Tuesday, October 28, 2014

“Goodwill” building for your business

Goodwill for a business is what reputation is for a person. If a business wants to sustain even in the face of recession, this asset is what helps them thrive in that tough time.  Goodwill is essentially an emotion evoked in us when we create a good bond with other person that is built with time and attention. Once goodwill is acquired, it proves significant not only as a competitive advantage, but also it is equivalent to solid cash. It is an intangible asset which can be represented in the balance sheet. Goodwill is generally built up by values like strong brand name, excellent customer relations, consistency in services, good employer-employee relations, etc.
 A simple way to describe goodwill is the difference between the current market value of the tangible assets of the business and the total value of the business. Total value of a business is determined by available cash flow and the risks associated with obtaining it. Yes, the other aspects of the business such as manufactured goods, service, market, and growth potential matter too. But how buyers evaluate and ultimately gain outlook of those aspects of the business is how much cash flow it generates.
If yours is a new business still in the process of establishing its name in the market it is never too late to start working on acquiring goodwill. What are the ways in which goodwill of the business can flourish?
v  When local popularity of the business starts growing, “word of mouth" publicity and recommendation leads to recognition of brand name and

v  Consistency in good service helps build trust amongst regular clients and creates reliability.

v  Care and respect for the customers/clients and other satkeholders shows in each and every kind of communication with them. Everything is branding. There is nothing wrong in appreciating your fans and making them feel cherished.

v  Prioritize making the customer happy. It should be the motto of the business that the customer should leave happier than he was when he had come. Be it by communication skills or by providing unexpected surprises for the clients, it is always a good investment for increasing the value of one’s goodwill.
v  Not all successful businesses care about the customers/clients after the transaction with them is concluded. Having a follow up after the purchase exhibits the extent to which the customers are valued and in turn instigates “word of mouth” publicity.

v  Being real and being fair. You have to have a brand that is completely open and transparent. If you falter (and you may at some point) then the best approach should be honestly admit inform your clients and as far as possible be realistic with your customers/clients. They know you’re human and they’ll respect you a thousand times more for being upfront and real with them. Don’t ever try to hide something or trick people. Not owning up and admitting to mistakes gives business a bad name. Make sure everything you do and offer is crystal clear.
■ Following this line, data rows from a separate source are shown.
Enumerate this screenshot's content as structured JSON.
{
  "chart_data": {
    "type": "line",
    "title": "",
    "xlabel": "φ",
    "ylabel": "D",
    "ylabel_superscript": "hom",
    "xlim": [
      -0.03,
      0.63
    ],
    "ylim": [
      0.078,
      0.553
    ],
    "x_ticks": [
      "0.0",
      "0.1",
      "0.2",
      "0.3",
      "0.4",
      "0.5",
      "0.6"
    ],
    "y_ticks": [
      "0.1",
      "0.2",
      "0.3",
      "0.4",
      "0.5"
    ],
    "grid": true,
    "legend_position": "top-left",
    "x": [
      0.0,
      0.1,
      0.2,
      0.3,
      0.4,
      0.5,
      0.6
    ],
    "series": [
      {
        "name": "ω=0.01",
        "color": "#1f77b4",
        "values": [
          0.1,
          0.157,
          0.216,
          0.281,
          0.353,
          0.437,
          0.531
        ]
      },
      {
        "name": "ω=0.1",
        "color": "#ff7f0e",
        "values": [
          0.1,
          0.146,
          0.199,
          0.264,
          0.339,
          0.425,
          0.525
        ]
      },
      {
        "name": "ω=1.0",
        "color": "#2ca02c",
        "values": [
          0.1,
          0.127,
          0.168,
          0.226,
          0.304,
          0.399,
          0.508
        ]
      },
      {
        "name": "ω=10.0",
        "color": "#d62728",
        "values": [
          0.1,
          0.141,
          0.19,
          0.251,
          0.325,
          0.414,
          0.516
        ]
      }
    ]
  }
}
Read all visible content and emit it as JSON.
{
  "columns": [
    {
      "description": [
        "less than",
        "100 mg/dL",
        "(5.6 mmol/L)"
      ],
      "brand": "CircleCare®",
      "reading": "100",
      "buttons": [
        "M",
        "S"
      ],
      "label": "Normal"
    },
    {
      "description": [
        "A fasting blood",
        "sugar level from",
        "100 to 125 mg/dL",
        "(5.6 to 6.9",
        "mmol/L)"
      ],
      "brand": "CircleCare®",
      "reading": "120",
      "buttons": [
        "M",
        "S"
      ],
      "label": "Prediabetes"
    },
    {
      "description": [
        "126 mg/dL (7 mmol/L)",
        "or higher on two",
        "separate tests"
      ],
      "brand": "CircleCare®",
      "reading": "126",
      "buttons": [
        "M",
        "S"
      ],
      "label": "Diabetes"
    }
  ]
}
v  Intellectual property rights : Trademark of one’s brand name is what brings in millions of customers and makes your business popular. It is more than just a sign post that brings in customers and once a brand name becomes popular, it is worth a lot. In fact, when buying a small business most of the value of the business comes not from the tangible assets, but the intangible ones.

Goodwill is all about honesty and ethics which go along with good businesses. The harmony in relations between people who come together to do something good for the society with their services, reflects on the outside too. It is not hard to build goodwill in the market as long as you know which areas to focus on and what needs to be done in order to implement them successfully.